Although I was born just thirty miles from where the Rectory had stood, and where it had been torn down only ten years before I arrived, I was only vaguely aware of its existence. Thorpe’s film offers a tantalizing glimpse of this piece of local history, but I can’t say that it has given me a clear idea of that history or the public response to those contemporary accounts in the ’20s and ’30s. The disk itself, though – a Blu-ray from Nucleus Films – provides a great deal of information about the making of the film and also fills in some of the history which didn’t make it into the finished work. In fact, while the film is just 73 minutes long, the disk is packed with six hours of extras plus two commentaries.

A pair of Price's investigator's use a planchette to contact the beyond in Ashley Thorpe's Borley Rectory (2017)
A pair of Price’s investigator’s use a planchette to contact the beyond

The making-of alone runs half an hour longer than the feature, providing a detailed account of the effort Thorpe put in – an account further elaborated in the commentary by Thorpe in conversation with Kevin Lyons. (I didn’t listen to the second commentary from Johnny Mains, which apparently digs into the history of the Rectory and its various residents, and the impact it has had on the horror genre; I just couldn’t focus on Mains’ dry delivery.) There are no less than three festival Q&As, totalling almost 70 minutes – I don’t really have the patience for Q&As, so I only watched a couple of minutes of each.

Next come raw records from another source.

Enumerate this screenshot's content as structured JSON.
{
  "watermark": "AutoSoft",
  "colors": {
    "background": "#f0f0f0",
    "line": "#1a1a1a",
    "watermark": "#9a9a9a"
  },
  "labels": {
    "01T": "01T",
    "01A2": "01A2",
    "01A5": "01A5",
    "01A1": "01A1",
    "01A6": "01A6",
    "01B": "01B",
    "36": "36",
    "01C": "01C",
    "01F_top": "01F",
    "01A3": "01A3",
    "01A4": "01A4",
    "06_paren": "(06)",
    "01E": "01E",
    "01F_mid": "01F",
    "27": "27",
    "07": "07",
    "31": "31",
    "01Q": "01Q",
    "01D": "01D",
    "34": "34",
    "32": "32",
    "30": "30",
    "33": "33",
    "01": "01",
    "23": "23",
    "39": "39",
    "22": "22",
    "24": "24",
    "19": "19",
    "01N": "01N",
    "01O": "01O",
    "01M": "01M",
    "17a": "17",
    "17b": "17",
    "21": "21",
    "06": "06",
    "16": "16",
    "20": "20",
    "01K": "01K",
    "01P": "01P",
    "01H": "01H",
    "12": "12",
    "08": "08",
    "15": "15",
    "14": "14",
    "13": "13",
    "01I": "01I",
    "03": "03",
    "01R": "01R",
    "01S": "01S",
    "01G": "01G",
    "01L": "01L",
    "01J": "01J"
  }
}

Marianne Foyster (Annabel Bates) discovers ghostly messages on the walls in Ashley Thorpe's Borley Rectory (2017)
Marianne Foyster (Annabel Bates) discovers ghostly messages on the walls

More interesting are a half-hour on a series of copiously illustrated books from the ’70s aimed at kids, which deal with strange phenomena – Borley Rectory figured prominently – which inspired many of the people involved in the production of Thorpe’s film. There’s also an interesting conversation between Thorpe and writer Stephen Volk, who scripted the great BBC “reality show” Ghostwatch (1992), the series Afterlife (2005-06) and the feature The Awakening (2011), all of which explore the psychological effects on people who experience the supernatural. (He also wrote Gothic [1986] for Ken Russell and The Guardian [1990] for William Friedkin.)

The house assumes a ghostly presence in Ashley Thorpe's Borley Rectory (2017)
The house assumes a ghostly presence

There’s a quirky piece about Thorpe’s cabinet-maker father creating a Borley Rectory-themed Ouija board, another about Kevin Double creating a 3D model of the Rectory from original plans and photographs, which was then used by Thorpe to recreate in detail the long-gone house. Among a few other odds and ends, there are three animated shorts in which Thorpe uses rotoscoping to blend live action performances with drawn backgrounds to relate historical and contemporary folkloric incidents – a technique which he expanded on with the feature.

All of this becomes a bit overwhelming – like the film itself. Even for someone like me who appreciates excess, it was a bit too much to absorb. But despite my ambivalence, I’m sure I’ll be watching Borley Rectory again, and even this early in the year it’s hard to imagine this release is going to be topped for sheer eccentricity.